Um die Aufstiegsroute kennenzulernen, buche ich einen ortskundigen Guide sowie ein Mula mit Treiber für
eine 4-tägige Trekkingtour ab dem Dorf Los Nevados. Alles klappt prima, der tägliche Regen begnügt sich
mit den Nachmittagen. Auf den letzten 160 Hm erwarten uns Kletterpassagen im 2. bis 3.
Schwierigkeitsgrad, die aufgrund der Kälte sowie der frostüberzogenen Griffe heikel sind. Schließlich
erreichen wir am 5. Dezember den Gipfel des 4978 m hohen Pico Bolivar, den höchsten Punkt der
Kordillere von Merida und zugleich von ganz Venezuela. Anstelle eines Kreuzes erinnert ein aus Metall
gegossener Kopf an den Nationalhelden Simon Bolivar.
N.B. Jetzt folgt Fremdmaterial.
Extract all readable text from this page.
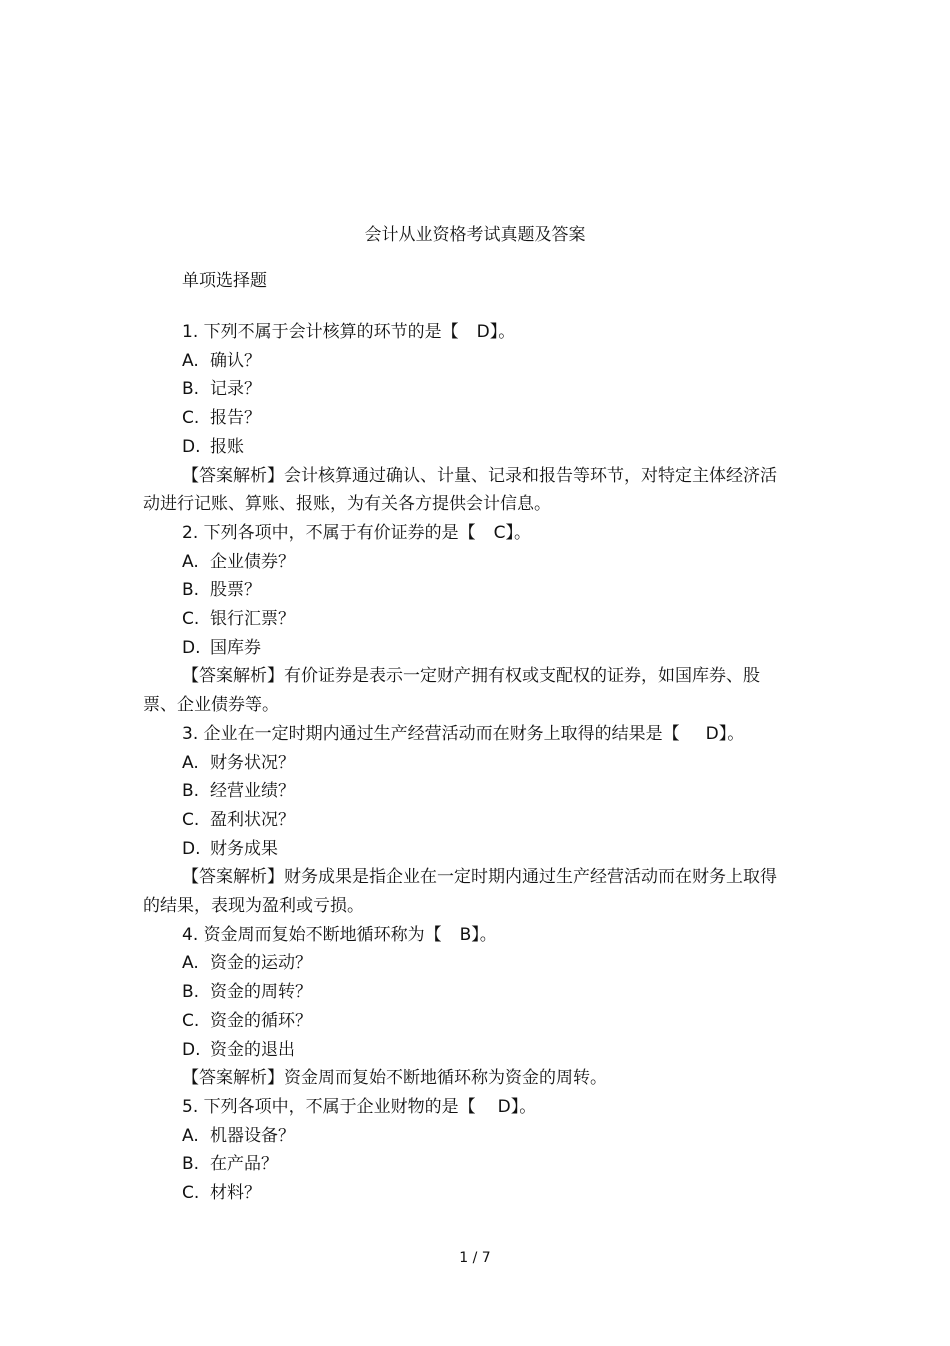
会计从业资格考试真题及答案
单项选择题
1. 下列不属于会计核算的环节的是【 D】。
A. 确认？
B. 记录？
C. 报告？
D. 报账
【答案解析】会计核算通过确认、计量、记录和报告等环节，对特定主体经济活动进行记账、算账、报账，为有关各方提供会计信息。
2. 下列各项中，不属于有价证券的是【 C】。
A. 企业债券？
B. 股票？
C. 银行汇票？
D. 国库券
【答案解析】有价证券是表示一定财产拥有权或支配权的证券，如国库券、股票、企业债券等。
3. 企业在一定时期内通过生产经营活动而在财务上取得的结果是【 D】。
A. 财务状况？
B. 经营业绩？
C. 盈利状况？
D. 财务成果
【答案解析】财务成果是指企业在一定时期内通过生产经营活动而在财务上取得的结果，表现为盈利或亏损。
4. 资金周而复始不断地循环称为【 B】。
A. 资金的运动？
B. 资金的周转？
C. 资金的循环？
D. 资金的退出
【答案解析】资金周而复始不断地循环称为资金的周转。
5. 下列各项中，不属于企业财物的是【 D】。
A. 机器设备？
B. 在产品？
C. 材料？
1 / 7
Da durchgehend Abseilstände eingebohrt sind,
packen wir für den Abstieg unser Seil aus.
So konnte ich mein Projekt - die "7 Picos de los Andes" abschließen - ein großer Erfolg! Doch ein kleiner
Wermutstropfen bleibt: Mein Ziel war nicht nur die „normale“ Besteigung, sondern eine sportliche. Ab dem
allgemeingültigen Basispunkt wollte ich alleine, ohne fremde Hilfe und ohne Hochlager an einem Tag
möglichst schnell hinauf zum Gipfel und wieder hinunter. Bei den sechs anderen Bergen war mir dies
gelungen. Doch die Route auf den Pico Bolivar entpuppte sich als völlig ungeeignet für solch ein Vorhaben.
Der schmale, oftmals nicht erkennbare und unbeschilderte Pfad ist mit Büschen überwuchert, sodass
Stöcke eher hinderlich sind. Immer wieder führen Abzweigungen zu kleinen Ansiedlungen und
Weidegebieten. Nur etwa 30 bis 40 Personen pro Jahr nutzen diesen Anstieg durch´s Valle Indio, der für
eine Speedbegehung völlig ungeeignet und in der Nacht trotz GPS-Aufzeichnung nicht zu finden ist. Die
Alternative: eine etwas längere Route, die zwar schwerer, aber ausgetretener sein soll. Fünf weitere Tage
wären zur Erkundung notwendig! Doch meine Zeit ist begrenzt, ich muss mich auf den Heimweg machen eine Erleichterung, denn ich glaube ich schaffe es nicht, noch mal die Kraft aufzubringen. Mein
Motivationspool ist leer. Das Wetter ist noch immer nicht stabil, jeden Nachmittag regnete es. Die Begehung
auf Zeit ist nachzuholen, doch diese Reise muss jetzt zu Ende sein!